Hal On Earth was reissued on CD '95 by Abduction Records of Seattle and turned out to be one of their best; the first (Nessa) album was reissued '97 by Bomba in Japan; meanwhile the NRG Ensemble carried on with composer/reedman Ken Vandermark not replacing Hal, but succeeding him: Calling All Mothers '93 was released on Chicago's Quinnah label, Glenn Good in Cadence describing Vandermark as a 'powerhouse' and the new group as 'well above ghosting for its late leader'. Steve Lake was still their producer; they toured Europe '94, Vandermark associate Daniel Scanlon subbing for Sandstrom. This Is My House '95 on Delmark was the post-Russell NRG's second album, the first without any Russell tunes; Scanlon played violin on Vandermark's 'Cut Flowers' and Don Meckley (from free improvisation trio Liof Minimula) added shortwave radio to Hunt's 'In The Middle Of Pennsylvania'. Hal's restless, jump-cutting style was being ameliorated by a more organic communication and the group was more democratically run, but the precision, integrity and humour remained. Williams was the nominal leader, but Vandermark's presence as both writer and player was important, his clarinets adding another colour. Bejazzo Gets A Facelift '97 on Atavistic may have been their last, and the end of a Chicago era, also the beginning of the next.

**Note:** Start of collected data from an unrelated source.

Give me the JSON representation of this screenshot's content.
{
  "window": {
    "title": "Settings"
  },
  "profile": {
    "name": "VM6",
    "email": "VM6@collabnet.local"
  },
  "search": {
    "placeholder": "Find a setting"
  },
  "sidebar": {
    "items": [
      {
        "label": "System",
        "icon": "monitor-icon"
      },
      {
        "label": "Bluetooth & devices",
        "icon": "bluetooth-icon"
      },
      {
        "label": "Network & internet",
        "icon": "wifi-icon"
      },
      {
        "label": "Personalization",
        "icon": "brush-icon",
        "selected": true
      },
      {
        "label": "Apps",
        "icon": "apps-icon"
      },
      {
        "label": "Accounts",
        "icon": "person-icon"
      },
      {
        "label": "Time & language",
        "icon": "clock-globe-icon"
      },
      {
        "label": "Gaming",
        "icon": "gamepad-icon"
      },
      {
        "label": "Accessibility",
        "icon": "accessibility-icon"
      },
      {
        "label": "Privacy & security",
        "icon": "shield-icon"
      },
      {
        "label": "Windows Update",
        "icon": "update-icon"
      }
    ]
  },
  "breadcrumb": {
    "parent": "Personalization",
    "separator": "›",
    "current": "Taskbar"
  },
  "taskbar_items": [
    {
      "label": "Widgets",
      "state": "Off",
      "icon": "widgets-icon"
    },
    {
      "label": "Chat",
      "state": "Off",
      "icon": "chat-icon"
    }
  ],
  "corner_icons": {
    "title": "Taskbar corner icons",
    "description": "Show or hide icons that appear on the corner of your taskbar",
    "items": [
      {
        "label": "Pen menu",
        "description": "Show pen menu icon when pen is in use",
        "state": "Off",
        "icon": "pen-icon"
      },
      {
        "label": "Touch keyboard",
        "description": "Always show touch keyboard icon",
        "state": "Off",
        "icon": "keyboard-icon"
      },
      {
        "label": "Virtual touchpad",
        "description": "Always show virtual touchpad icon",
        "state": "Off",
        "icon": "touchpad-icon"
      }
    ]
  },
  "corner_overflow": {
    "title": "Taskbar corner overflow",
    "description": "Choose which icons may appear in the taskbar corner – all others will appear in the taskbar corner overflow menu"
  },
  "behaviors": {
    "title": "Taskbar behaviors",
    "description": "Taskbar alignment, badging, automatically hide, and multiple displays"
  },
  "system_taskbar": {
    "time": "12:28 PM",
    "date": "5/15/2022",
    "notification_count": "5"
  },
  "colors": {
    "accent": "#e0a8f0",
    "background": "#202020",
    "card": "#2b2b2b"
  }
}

The scene that Hal Russell kept alive is now more free. Kessler said (in Coda, interviewed by David Lewis) that Hal's influence was not direct, in the sense that he remained an avant-gardist breaking down walls, while the younger people can and do play anything with less self-consciousness. Nevertheless Russell inspired them, and (with Fred Anderson as a living guru, see his entry) the Chicago scene today is thriving, Vandermark one of its brightest lights (see his entry). The first album was reissued on a Nessa CD in 2012, in astonishingly good sound, with two additional tracks, and the second Nessa album was to follow, not that anyone could ever forget these landmarks in Chicago music.